Syntax-based Language Models for Statistical Machine Translation

Syntax-based Language Models for Statistical Machine Translation PDF Author: Matthew John Post
Publisher:
ISBN:
Category :
Languages : en
Pages : 268

Book Description
"The goal of machine translation is to develop algorithms that produce human-quality translations of natural language sentences. The evaluation of machine translation quality is split broadly into two aspects: adequacy and fluency. Adequacy measures how faithfully the meaning of the original sentence is preserved, whereas fluency measures whether this meaning is expressed in valid sentences in the target language. While both of these criteria are difficult to meet, fluency is a much more difficult goal. Generally, this likely has something to do with the asymmetrical nature of producing and understanding sentences; although humans are quite robust at inferring the meaning of text even in the presence of lots of noise and error, the rules that govern grammatical utterances are exacting, subtle, and elusive. To produce understandable text, we can rely on this robust processing hardware, but to produce grammatical text, we have to understand how it works. This dissertation attempts to improve the fluency of machine translation output by explicitly incorporating models of the target language structure into machine translation systems. It is organized into three parts. First, we propose a framework for decoding that decouples the structures of the sentences of the source and target languages, and evaluate it with existing grammatical models as language models for machine translation. Next, we apply lessons from that task to the learning of grammars more suitable to the demands of the machine translation. We then incorporate these grammars, called Tree Substitution Grammars, into our decoding framework.--Leaf vi.

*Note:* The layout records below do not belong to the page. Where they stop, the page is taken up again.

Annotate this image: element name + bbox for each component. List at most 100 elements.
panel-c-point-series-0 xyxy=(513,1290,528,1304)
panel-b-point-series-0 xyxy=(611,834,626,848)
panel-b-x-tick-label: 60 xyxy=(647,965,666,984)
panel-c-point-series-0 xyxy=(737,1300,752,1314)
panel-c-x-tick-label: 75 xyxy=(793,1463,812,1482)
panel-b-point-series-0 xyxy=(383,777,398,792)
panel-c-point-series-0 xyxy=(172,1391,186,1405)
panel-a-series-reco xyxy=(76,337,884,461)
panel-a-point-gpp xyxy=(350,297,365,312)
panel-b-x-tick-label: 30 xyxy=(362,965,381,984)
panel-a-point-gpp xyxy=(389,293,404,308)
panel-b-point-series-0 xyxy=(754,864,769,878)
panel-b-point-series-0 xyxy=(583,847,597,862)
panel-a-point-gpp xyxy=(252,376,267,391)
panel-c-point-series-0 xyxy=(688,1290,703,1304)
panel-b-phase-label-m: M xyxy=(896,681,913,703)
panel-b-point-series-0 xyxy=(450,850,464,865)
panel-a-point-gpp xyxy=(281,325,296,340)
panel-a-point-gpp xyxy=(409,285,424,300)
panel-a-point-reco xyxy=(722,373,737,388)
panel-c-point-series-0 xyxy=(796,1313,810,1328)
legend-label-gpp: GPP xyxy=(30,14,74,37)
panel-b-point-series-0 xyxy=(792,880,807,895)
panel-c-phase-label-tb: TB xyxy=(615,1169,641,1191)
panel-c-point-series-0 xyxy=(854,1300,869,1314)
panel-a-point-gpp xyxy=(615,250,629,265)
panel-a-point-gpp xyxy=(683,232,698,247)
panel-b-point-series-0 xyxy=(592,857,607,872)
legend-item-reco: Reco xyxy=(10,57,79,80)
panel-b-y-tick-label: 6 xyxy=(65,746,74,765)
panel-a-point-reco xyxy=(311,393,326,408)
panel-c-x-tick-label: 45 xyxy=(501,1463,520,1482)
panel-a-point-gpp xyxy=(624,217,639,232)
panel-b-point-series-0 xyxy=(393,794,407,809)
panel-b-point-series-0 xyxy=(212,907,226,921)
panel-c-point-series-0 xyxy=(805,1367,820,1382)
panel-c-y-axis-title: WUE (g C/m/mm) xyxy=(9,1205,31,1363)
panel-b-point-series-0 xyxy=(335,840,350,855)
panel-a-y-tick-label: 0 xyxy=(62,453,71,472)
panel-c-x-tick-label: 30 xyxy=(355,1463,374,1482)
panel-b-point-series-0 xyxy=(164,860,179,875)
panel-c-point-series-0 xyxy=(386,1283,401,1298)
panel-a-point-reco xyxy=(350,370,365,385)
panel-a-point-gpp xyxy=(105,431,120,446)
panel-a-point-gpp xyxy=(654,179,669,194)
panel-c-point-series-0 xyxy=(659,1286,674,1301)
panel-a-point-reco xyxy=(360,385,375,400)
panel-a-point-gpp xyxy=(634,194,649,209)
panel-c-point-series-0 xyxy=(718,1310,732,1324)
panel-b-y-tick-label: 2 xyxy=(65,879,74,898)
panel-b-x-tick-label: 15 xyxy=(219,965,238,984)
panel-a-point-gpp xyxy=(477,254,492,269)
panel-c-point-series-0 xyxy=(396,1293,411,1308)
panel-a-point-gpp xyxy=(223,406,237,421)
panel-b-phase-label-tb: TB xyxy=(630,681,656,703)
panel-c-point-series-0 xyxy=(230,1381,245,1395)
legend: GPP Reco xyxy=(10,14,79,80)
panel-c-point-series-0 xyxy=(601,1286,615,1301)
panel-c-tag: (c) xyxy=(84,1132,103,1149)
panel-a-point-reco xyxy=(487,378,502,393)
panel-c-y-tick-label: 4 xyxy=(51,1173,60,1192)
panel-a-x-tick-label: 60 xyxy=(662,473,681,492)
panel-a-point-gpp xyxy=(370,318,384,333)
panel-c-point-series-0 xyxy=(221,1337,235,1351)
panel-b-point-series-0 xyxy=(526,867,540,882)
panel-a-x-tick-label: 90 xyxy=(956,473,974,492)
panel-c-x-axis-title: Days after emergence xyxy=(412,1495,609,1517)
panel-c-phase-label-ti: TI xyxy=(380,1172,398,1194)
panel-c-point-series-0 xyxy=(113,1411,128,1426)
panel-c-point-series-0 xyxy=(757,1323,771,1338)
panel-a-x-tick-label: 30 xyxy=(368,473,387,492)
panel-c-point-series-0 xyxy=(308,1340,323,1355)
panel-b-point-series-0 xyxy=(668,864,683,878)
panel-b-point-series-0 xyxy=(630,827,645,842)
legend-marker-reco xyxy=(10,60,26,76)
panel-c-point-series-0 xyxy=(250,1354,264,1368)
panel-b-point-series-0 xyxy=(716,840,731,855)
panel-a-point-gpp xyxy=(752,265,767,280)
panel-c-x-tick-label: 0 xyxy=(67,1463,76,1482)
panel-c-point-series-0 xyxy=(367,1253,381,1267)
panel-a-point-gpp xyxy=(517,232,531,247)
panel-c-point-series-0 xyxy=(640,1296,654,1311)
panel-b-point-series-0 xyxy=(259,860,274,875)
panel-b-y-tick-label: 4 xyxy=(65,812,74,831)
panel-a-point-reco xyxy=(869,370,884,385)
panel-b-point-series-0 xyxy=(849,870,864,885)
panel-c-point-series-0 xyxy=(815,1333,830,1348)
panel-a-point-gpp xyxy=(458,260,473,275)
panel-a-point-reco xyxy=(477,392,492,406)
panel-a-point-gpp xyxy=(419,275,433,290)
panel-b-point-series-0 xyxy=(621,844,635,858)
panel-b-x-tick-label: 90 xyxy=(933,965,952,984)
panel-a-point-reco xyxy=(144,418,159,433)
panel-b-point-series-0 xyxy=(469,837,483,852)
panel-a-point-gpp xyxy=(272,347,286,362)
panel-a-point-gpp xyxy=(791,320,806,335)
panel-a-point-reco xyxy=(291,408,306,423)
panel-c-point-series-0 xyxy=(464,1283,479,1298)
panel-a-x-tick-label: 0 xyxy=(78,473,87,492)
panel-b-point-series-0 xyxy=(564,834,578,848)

Incremental Speech Translation

Incremental Speech Translation PDF Author: Jan W. Amtrup
Publisher: Springer Science & Business Media
ISBN: 9783540667537
Category : Computers
Languages : en
Pages : 228

Book Description
This book describes a complete translation system for spontaneously spoken language, constructed using the incremental paradigm. It starts by presenting the theoretical and algorithmic basis necessary to cope with the complex endeavour of translating speech incrementally and in parallel. In particular, graph-theoretic foundations of natural language processing and feature-based descriptions of linguistic objects are covered. A thorough description of the system and its performance follows. The author covers syntactic and semantic processing as well as transfer and syntactic generation. Thus the book can also be used as a broad-coverage introduction to the field of speech translation. This book is essential reading for researchers and students working in the field of speech translation. It is also intended as a research tool for those interested in the architecture of general natural language processing systems.